Open p5pRT opened 10 years ago
While investigating why re/subst.t and other subst*.t tests take 300 seconds on Win32 while their watchdog process times out\, (which is because the kill() in the end block is on cmd.exe's PID\, not the watchdog perl's PID\, killing the cmd.exe leaves watchdog perl process around\, which blocks harness script until the timeout at as high as 300 seconds expires\, why harness blocks on the watchdog proc IDK\, and that is for another ticket\, if appropriate) and other watchdog() from test.pl using .ts. TonyC brought up the question of why system() made a cmd.exe process when perl is not a shell builtin and should have been directly launched by the parent perl process (a perl that called watchdog()). I will investigate that in this ticket. This ticket isn't directly about the watchdog() bug\, it is about system()'s behavior. Fixing system() will probably fix the watchdog bug (there are other ways too\, like investigating why harness process hangs on the watchdog\, and switching test.pl to a process group kill() instead of single process kill()\, process group kill on Win32 was broken in 5.17 and is another ticket at https://rt-archive.perl.org/perl5/Ticket/Display.html?id=121230).

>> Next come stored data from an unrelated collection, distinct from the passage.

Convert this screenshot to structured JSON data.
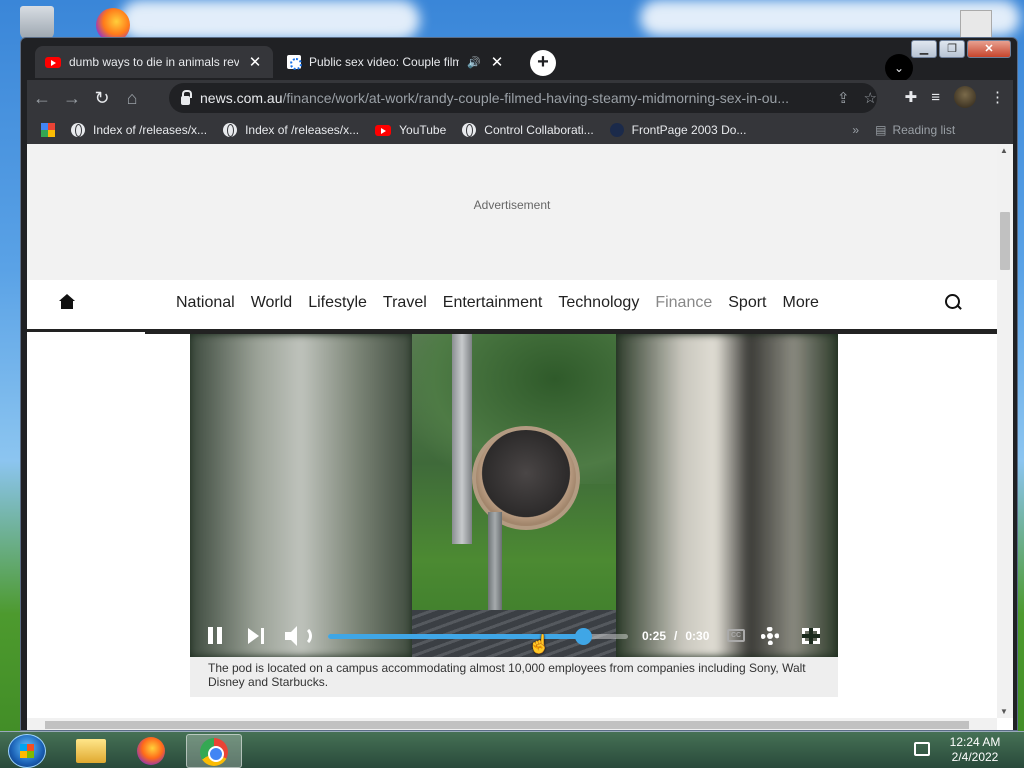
{
  "browser": {
    "tabs": [
      {
        "title": "dumb ways to die in animals reve",
        "favicon": "youtube-icon",
        "active": true
      },
      {
        "title": "Public sex video: Couple film",
        "favicon": "news-icon",
        "active": false
      }
    ],
    "url": {
      "host": "news.com.au",
      "path": "/finance/work/at-work/randy-couple-filmed-having-steamy-midmorning-sex-in-ou..."
    },
    "bookmarks": [
      {
        "label": "Index of /releases/x...",
        "icon": "globe-icon"
      },
      {
        "label": "Index of /releases/x...",
        "icon": "globe-icon"
      },
      {
        "label": "YouTube",
        "icon": "youtube-icon"
      },
      {
        "label": "Control Collaborati...",
        "icon": "globe-icon"
      },
      {
        "label": "FrontPage 2003 Do...",
        "icon": "frontpage-icon"
      }
    ],
    "more_bookmarks": "»",
    "reading_list": "Reading list"
  },
  "page": {
    "ad_label": "Advertisement",
    "nav": [
      "National",
      "World",
      "Lifestyle",
      "Travel",
      "Entertainment",
      "Technology",
      "Finance",
      "Sport",
      "More"
    ],
    "active_nav": "Finance",
    "video": {
      "current_time": "0:25",
      "separator": "/",
      "duration": "0:30",
      "progress": 0.85,
      "cc": "CC"
    },
    "caption": "The pod is located on a campus accommodating almost 10,000 employees from companies including Sony, Walt Disney and Starbucks."
  },
  "taskbar": {
    "time": "12:24 AM",
    "date": "2/4/2022"
  },
  "colors": {
    "accent": "#3fa6e6",
    "chrome_dark": "#202124",
    "toolbar": "#35363a"
  }
}
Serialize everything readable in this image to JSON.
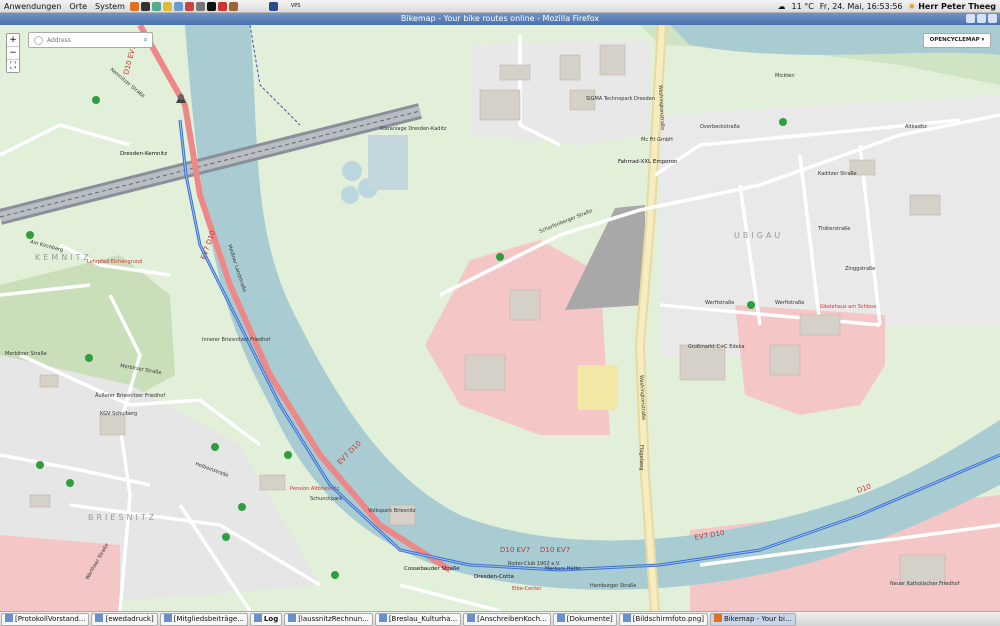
{
  "panel": {
    "menus": [
      "Anwendungen",
      "Orte",
      "System"
    ],
    "weather": "11 °C",
    "clock": "Fr, 24. Mai, 16:53:56",
    "user": "Herr Peter Theeg",
    "launcher_labels": [
      "VPS"
    ]
  },
  "window": {
    "title": "Bikemap - Your bike routes online - Mozilla Firefox"
  },
  "map": {
    "search_placeholder": "Address",
    "layer_label": "OPENCYCLEMAP",
    "zoom_in": "+",
    "zoom_out": "−",
    "districts": [
      "KEMNITZ",
      "BRIESNITZ",
      "UBIGAU",
      "Mickten"
    ],
    "streets": [
      "Scharfenberger Straße",
      "Overbeckstraße",
      "Werftstraße",
      "Washingtonstraße",
      "Merbitzer Straße",
      "Am Kirchberg",
      "Hamburger Straße",
      "Cossebauder Straße",
      "Kaditzer Straße",
      "Zinggstraße",
      "Thäterstraße",
      "Altkaditz",
      "Meißner Landstraße",
      "Flügelweg",
      "Warthaer Straße",
      "Kemnitzer Straße",
      "Holbeinstraße"
    ],
    "poi": [
      "Dresden-Kemnitz",
      "Dresden-Cotta",
      "SIGMA Technopark Dresden",
      "Kläranlage Dresden-Kaditz",
      "Fahrrad-XXL Emporon",
      "Großmarkt C+C Edeka",
      "Volkspark Briesnitz",
      "Äußerer Briesnitzer Friedhof",
      "Innerer Briesnitzer Friedhof",
      "Lehrpfad Eichengrund",
      "Neuer Katholischer Friedhof",
      "Gästehaus am Schloss",
      "Mc Fit GmbH",
      "Pension Altbriesnitz",
      "Schunckpark",
      "Roder-Club 1902 e.V.",
      "Merkurs Hütte",
      "Elbe-Center",
      "KGV Schulberg"
    ],
    "route_labels": [
      "D10 EV7",
      "EV7 D10",
      "EV7 D10",
      "D10 EV7",
      "D10 EV7",
      "EV7 D10",
      "D10"
    ]
  },
  "taskbar": {
    "tasks": [
      "[ProtokollVorstand...",
      "[ewedadruck]",
      "[Mitgliedsbeiträge...",
      "Log",
      "[laussnitzRechnun...",
      "[Breslau_Kulturha...",
      "[AnschreibenKoch...",
      "[Dokumente]",
      "[Bildschirmfoto.png]",
      "Bikemap - Your bi..."
    ]
  }
}
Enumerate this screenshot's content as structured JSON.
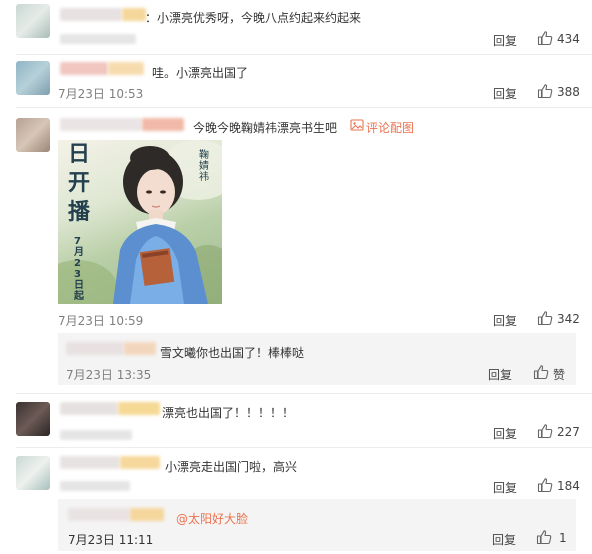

For testing my script is ------------------------------------------------------ system( 1\, 'C:\\perl519\\src\\t\\perl.exe "-I../lib" -e "sleep(300);warn qq/# Tes t process timed out - terminating\\n/;kill(KILL\, 12748);" '); ----------------------------------------------------- I am not sure why the "\\" are there even though its single quote. Data::Dumper printed it that way. PID 12748 doesn't exist on my system but it doesn't matter.
The callstack on blead generally looks like -------------------------------------------------------
perl519.dll!do_spawnvp_handles(int mode=1\, const char * cmdname=0x0090c5ec\, const char * const * argv=0x008f5614\, const int * handles=0x00000000) Line 3705 C perl519.dll!win32_spawnvp(int mode=1\, const char * cmdname=0x0090c5ec\, const char * const * argv=0x008f5614) Line 3698 + 0x13 C perl519.dll!Perl_do_aspawn(interpreter * my_perl=0x003645ec\, sv * really=0x00000000\, sv * * mark=0x0036aec8\, sv * * sp=0x0036aec4) Line 644 + 0x5b C perl519.dll!Perl_pp_system(interpreter * my_perl=0x003645ec) Line 4225 + 0x13 C perl519.dll!Perl_runops_debug(interpreter * my_perl=0x003645ec) Line 2420 + 0xd C perl519.dll!S_run_body(interpreter * my_perl=0x003645ec\, long oldscope=1) Line 2446 + 0xd C perl519.dll!perl_run(interpreter * my_perl=0x003645ec) Line 2365 C perl519.dll!RunPerl(int argc=2\, char * * argv=0x00362478\, char * * env=0x003629e0) Line 270 + 0x9 C++ perl.exe!main(int argc=2\, char * * argv=0x00362478\, char * * env=0x00362d58) Line 23 + 0x12 C perl.exe!mainCRTStartup() Line 398 + 0xe C kernel32.dll!_BaseProcessStart@4() + 0x23 --------------------------------------------------------- win32_spawnvp is a wrapper that has no logic of its own nowadays so I will ignore it exists. On the 1st try in do_spawnvp_handles CreateProcess is given "C:\perl519\src\t\perl.exe -I../lib -e sleep(300);warn qq/# Test process timed out - terminating\n/;kill(KILL\, 3824);" (no outer quotes) as cname/LPCTSTR lpApplicationName\, also notice all `"`s were removed from inside the path by perl\, and "C:\perl519\src\t\perl.exe "-I../lib" -e "sleep(300);warn qq/# Test process timed out - terminating\n/;kill(KILL\, 3824);"" (no outer quotes) as cmd/LPTSTR lpCommandLine.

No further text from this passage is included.